To download this manually requires a kaggle account, which is I'm guessing part of the friction for batches of new users, so the object is to relieve that through a facility that requires only simple authentication.
One solution is to delegate the api call to a proxy server. Once authenticated to the proxy server (by user:password or domain, such as my_univ.edu), the proxy makes the api query on behalf of the user.
There's an R
api to kaggle that could be used . Take Kaggle: Your Home for Data Science as an example. It's a small file named archive.zip
.
After the api authentictes to kaggle
then kaggle::kgl_datasets_download("yamqwe","download/archive.zip)
would download it to be piped to readr::read_csv()

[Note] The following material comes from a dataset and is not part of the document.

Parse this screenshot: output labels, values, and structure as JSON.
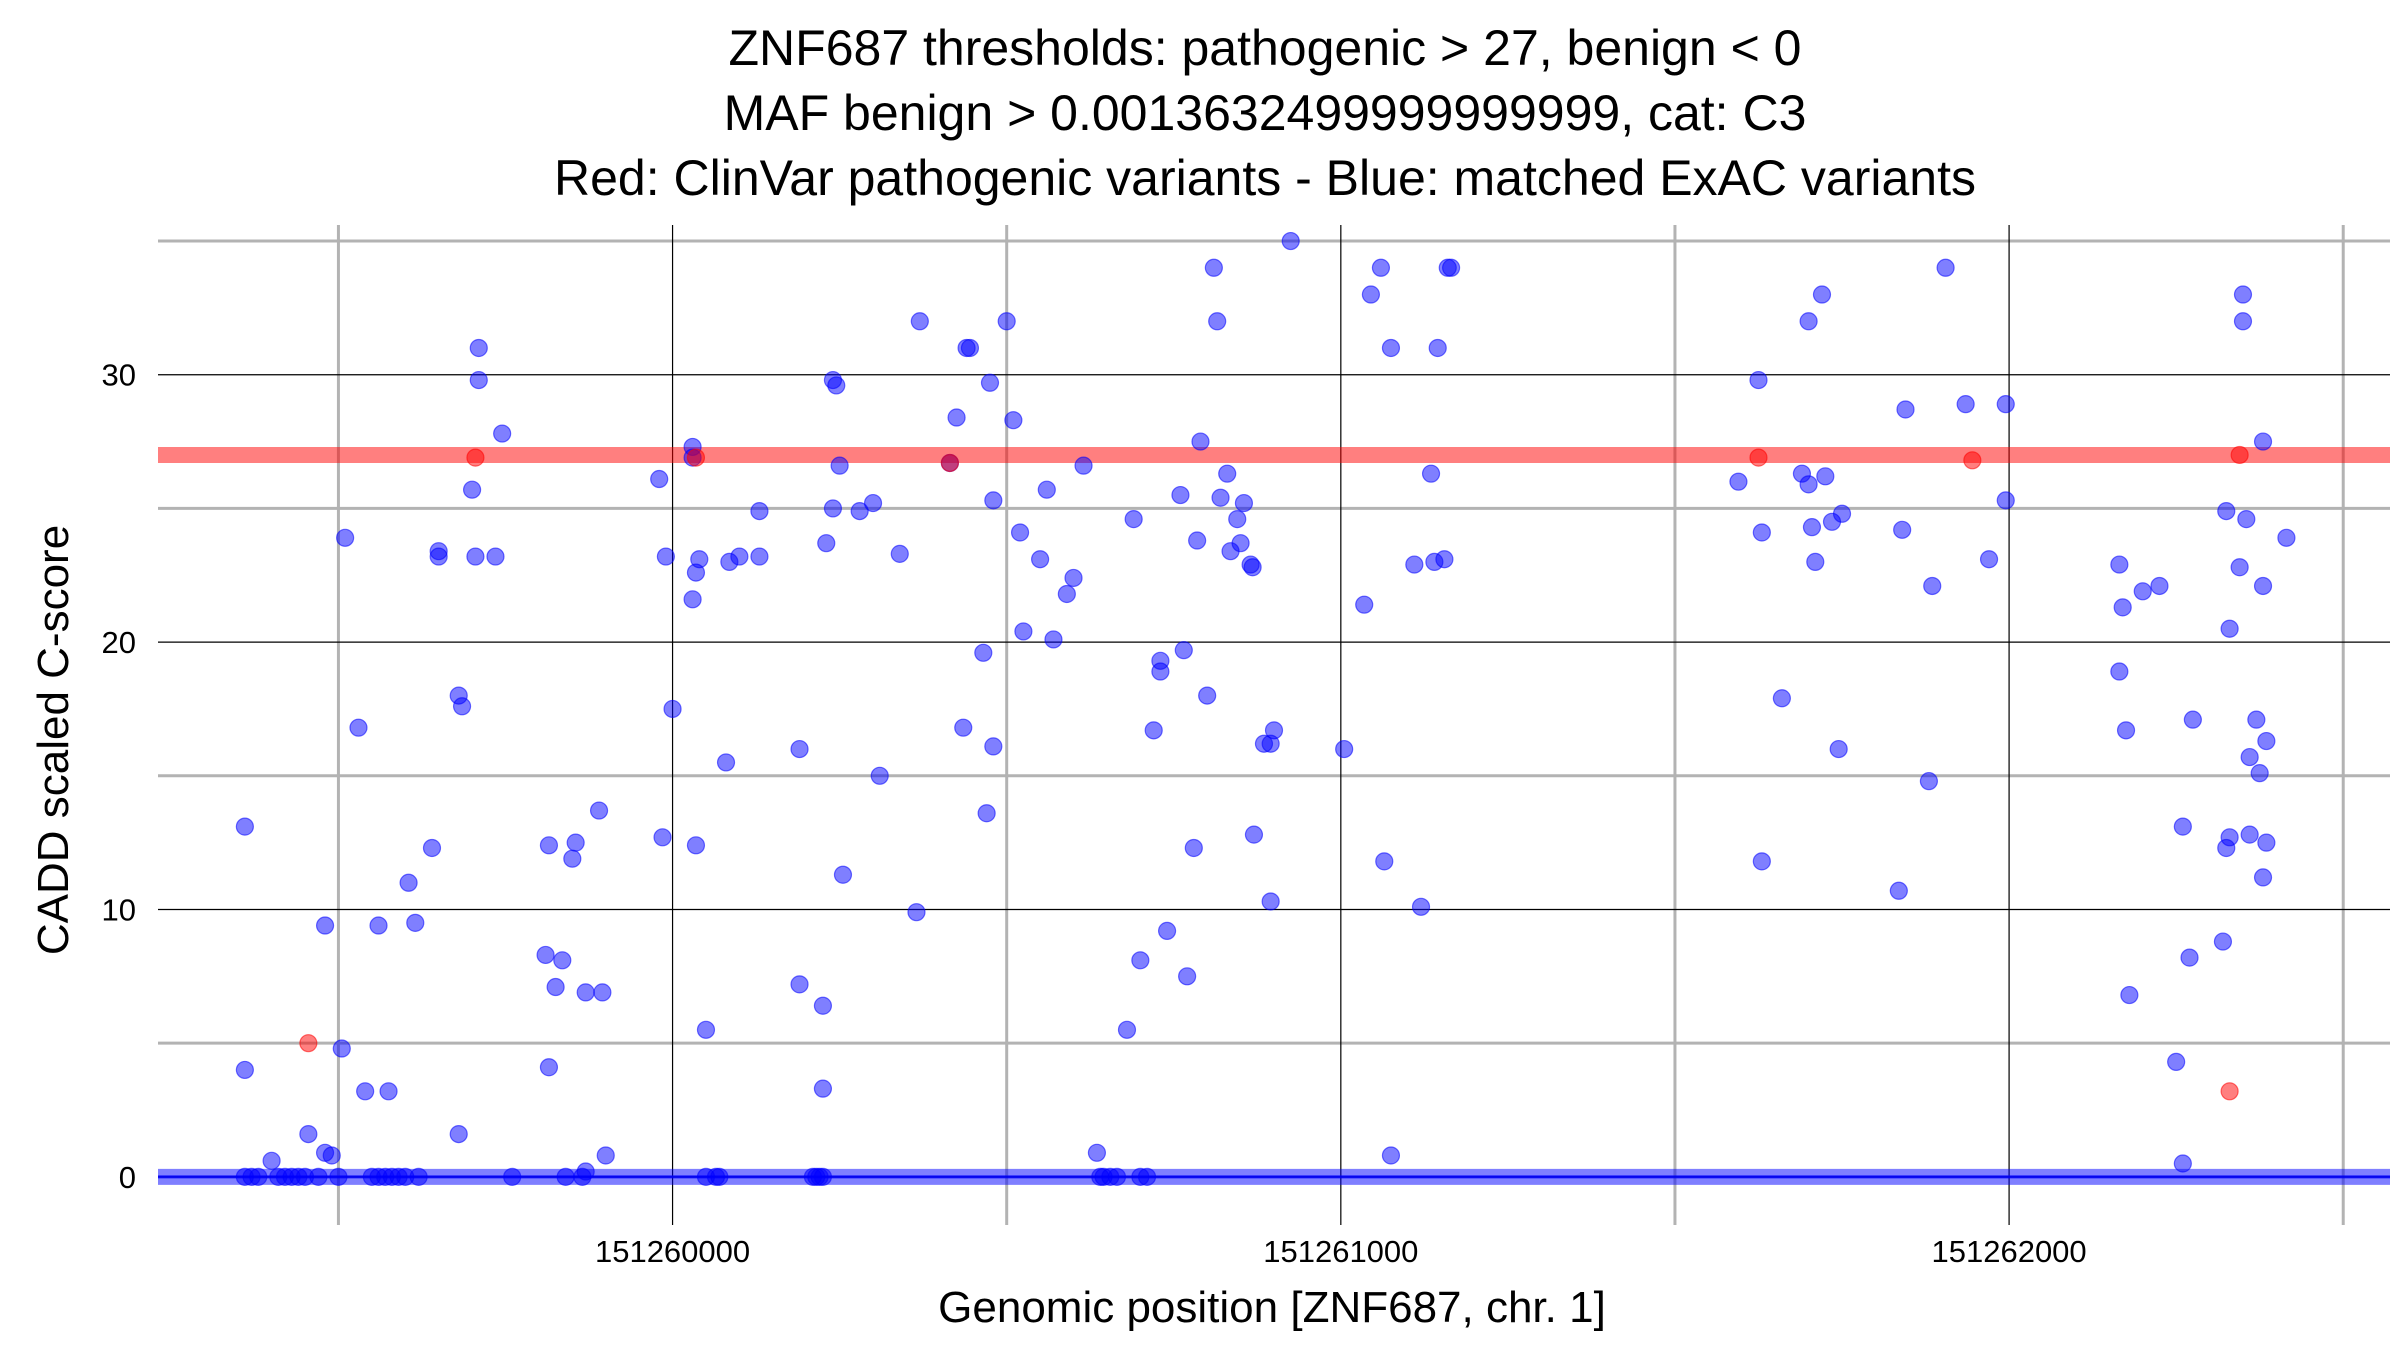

to be unzipped and served.
This keeps the data where it belongs, at the source, dodges the problem of file size limitation on github for a single file (about 50MB) and eliminates problems of adding new datasets, updating old datasets or deleting any datasets that have been withdrawn for some reason.
How to broker the handoff from the proxy to the user? That's a use case for RStudio Server, which has built-in user authentication facilities and can execute the query and download features on the server and return them to the RStudio client window on the user end.
Part of the solution is provided by the api
, which allows programmatic access to Kaggle's data store, but that only trades a web username:password obstacle for an api password obstacle.